No matter how tyrannical the state gets, no matter what controls they put into place, they cannot suppress the market. What if you want to order something anonymously? In this day and age that can be very difficult because ordering items online generally requires a credit card that is tied to an account with your name attached to it. To get around this the denizens of the Internet decided to combine Tor and Bitcoin to create The Silk Road.
For those who haven’t heard of The Silk Road it’s a Tor hidden service where people can buy and sell anything (except weapons, they allow the sale of drugs but for some reason draw the line at weapons). Being a Tor hidden service it can only be accessed through the Tor network. If you download the Tor browser bundle you will be able to gain access to The Silk Road by going to http://silkroadvb5piz3r.onion/ (if you don’t have Tor running that address will lead you nowhere). Once you’re there you can buy anything from homemade cookies to drugs, so long as you have the Bitcoins.

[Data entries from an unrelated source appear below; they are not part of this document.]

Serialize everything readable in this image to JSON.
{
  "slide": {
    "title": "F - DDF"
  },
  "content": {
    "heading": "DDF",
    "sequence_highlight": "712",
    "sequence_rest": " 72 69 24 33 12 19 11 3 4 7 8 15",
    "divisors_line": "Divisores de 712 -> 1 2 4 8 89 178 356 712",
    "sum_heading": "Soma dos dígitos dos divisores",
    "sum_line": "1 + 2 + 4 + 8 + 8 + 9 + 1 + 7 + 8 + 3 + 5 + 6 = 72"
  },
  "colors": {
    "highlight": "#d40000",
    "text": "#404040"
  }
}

Needless to say unhindered trade is big business. The Silk Road netted an estimated $22 million in annual sales:
In the year since Senator Joe Manchin called for the “audacious” drug-selling website Silk Road to be “shut down immediately,” the world’s most high-profile underground pharmacy hasn’t just survived. With $22 million in annual sales and around double the commission for the site’s owners compared with just six months ago, its black market business is booming.
In a research paper (PDF here) released earlier this month, Carnegie Mellon computer security professor Nicolas Christin has taken a crack at measuring the sales activity on Silk Road’s underground online marketplace, which runs as a “hidden service” on the Tor network and uses tough-to-trace digital Bitcoins as currency, two measures that have helped to obscure its sellers, buyers and operators from law enforcement.
When the state attempts to make the trade of a good or service illegal they don’t make it go away, they just make it go underground. Prohibitions are pointless, an exercise in futility.